= Pei Xingjian =

Tang Dynasty general and politician

Pei Xingjian (裴行儉) (619 – 9 June 682), courtesy name Shouyue (守約) was a Tang dynasty general and politician. He was best known for his victory over the Khan of Western Turkic Khaganate Ashina Duzhi in 679 CE. He was also responsible for escorting the Sasanian Persian king-in-exile Narsieh to Persia which was occupied by Arab conquerors. He dedicated most of his life to dealing with Turkic tribes in the Anxi Protectorate.

== Life ==
Pei was a nobleman from Hedong Commandery. His prestigious clan Pei clan of Hedong had contributed numerous politicians to the court in the previous dynasties. Xingjian came from one of the 3 cadet branches of Pei Clan, the Middle house (the other two branches were the Western house and the Eastern house).

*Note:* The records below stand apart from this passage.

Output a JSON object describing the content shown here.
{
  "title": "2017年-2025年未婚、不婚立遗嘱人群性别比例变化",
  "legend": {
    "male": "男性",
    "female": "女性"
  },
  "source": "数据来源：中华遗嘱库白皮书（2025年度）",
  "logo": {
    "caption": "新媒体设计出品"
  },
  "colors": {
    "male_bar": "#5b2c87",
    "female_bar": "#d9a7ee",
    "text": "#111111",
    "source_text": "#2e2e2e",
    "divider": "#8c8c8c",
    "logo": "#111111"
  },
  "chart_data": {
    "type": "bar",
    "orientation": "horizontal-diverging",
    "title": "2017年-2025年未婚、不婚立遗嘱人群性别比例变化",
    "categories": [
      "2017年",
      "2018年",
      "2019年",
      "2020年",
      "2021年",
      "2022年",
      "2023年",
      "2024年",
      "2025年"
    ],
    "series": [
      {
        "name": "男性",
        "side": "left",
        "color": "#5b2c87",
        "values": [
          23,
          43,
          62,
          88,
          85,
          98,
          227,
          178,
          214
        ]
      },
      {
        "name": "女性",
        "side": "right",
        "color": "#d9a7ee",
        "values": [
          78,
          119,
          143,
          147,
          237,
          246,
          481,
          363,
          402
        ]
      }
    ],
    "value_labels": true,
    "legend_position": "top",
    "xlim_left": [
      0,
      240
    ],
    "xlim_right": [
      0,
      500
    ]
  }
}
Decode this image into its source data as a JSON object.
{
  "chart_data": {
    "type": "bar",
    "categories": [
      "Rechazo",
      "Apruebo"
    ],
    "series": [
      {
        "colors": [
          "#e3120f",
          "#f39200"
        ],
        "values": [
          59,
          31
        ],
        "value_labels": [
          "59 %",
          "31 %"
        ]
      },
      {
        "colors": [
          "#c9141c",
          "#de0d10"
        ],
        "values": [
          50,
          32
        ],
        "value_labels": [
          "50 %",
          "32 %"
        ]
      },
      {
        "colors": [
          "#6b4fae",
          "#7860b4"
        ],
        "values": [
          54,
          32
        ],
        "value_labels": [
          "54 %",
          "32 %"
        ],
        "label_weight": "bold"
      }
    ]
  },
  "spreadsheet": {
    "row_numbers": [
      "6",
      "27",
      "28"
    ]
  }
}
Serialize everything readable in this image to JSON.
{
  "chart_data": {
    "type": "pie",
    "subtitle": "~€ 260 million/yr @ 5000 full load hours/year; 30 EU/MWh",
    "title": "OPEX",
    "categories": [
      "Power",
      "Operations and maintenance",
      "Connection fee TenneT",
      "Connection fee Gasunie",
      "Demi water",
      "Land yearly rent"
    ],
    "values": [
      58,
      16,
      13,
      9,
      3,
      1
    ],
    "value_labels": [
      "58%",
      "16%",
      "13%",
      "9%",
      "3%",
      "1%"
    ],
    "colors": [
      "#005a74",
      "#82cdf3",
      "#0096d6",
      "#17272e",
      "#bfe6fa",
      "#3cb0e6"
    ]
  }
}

Xingjian, his brother Xingyan, and his father Renji all served in the military. During the reign of Emperor Taizong of Tang, Xingjian passed the imperial exam. General Su Dingfang saw potentials in Xingjian and personally mentored him.

In 665, Pei was appointed the general of Anxi Protectorate. After serving in Anxi for several years, he returned to the imperial court where he collaborated with Li Jingxuan and Ma Zai.

In 677, Western Turkic Khan Ashina Duzhi invaded Anxi with a strong force. At this point of time, Pei asked for the mission of escorting the Persian throne successor Narsieh to his homeland. His strategy was to tackle the affairs of Persia and Turks at the same time. Tang Emperor Gaozong not only granted his wish but also gave him the mission of pacifying the turbulences in Central Asia.

During his expedition to the West, he successfully defeated the Turkic forces led by Ashina. However, Pei lost his interests in reinstalling the Persian King and left Narsieh in the Anxi Protectorate alone (Although Narsieh was still able to maintain his many servants and a high quality of life). Minor Turkic chieftains in the region then pledged their loyalty to the Chinese dynasty due to the defeat of Ashina. The overall result of Pei's expedition was a success for the Tang empire. Upon returning to China, Pei was appointed the minister of rituals and Great general of the right flank guards.

In 679, Turkic chieftain Ashide Wenfu rebelled. Protectorate general Xiao Siye, a noble from Lanling Commandery, was defeated by Ashide. Pei then took over the command from Xiao and decisively won a battle against the Turks in an ambush. Ashide fled. Not long after the first defeat, he gathered his troops and united them with the troops of another chieftain Ashina Funian. Pei saw the distrust and suspicions between the two chieftains and exploited this weakness by driving a wedge between them. Eventually, Ashina Funian murdered Ashide Wenfu out of the fear of Tang's revenge against him. When Funian was brought to the Tang court, he was executed regardless of the fact that he surrendered his troops. Pei had promised Ashina that he would not be put to death, however, the court did not respect Pei's promise. Due to this incident, Pei retired himself and felt deep regret. Ashina's death, according to New Book of Tang, was a ruse against Xingjian by his very own clansman Pei Yan who was jealous about his victories in the West.

In 682, Pei was again in charge of pacifying yet another Turkic rebellion against the Chinese empire. However, he died of old age in June before the troops were sent out. The imperial court rewarded him the posthumous name Xian (獻) which means "Dedication", as well as the supreme military honorary title Taiwei (太尉).

== Family ==
According to his epitaph written by Zhang Yue, Pei had 2 spouses. His first wife was a Xianbei noble from Luoyang. He married his second wife after the first died. His second wife was of Turkic ethnicity.

Pei had 5 sons:
- Pei Zhenyin, half Xianbei and the eldest son, died before his father leaving a son, Pei Canyuan.
- Pei Chixuan, one of his younger sons. Had a son named Pei Guangdi.
- Pei Yanxiu, one of his younger sons.
- Pei Qingyuan, one of his younger sons.
- Pei Guangting, half Turk. Xingjian's youngest son. Later became Chancellor of Tang.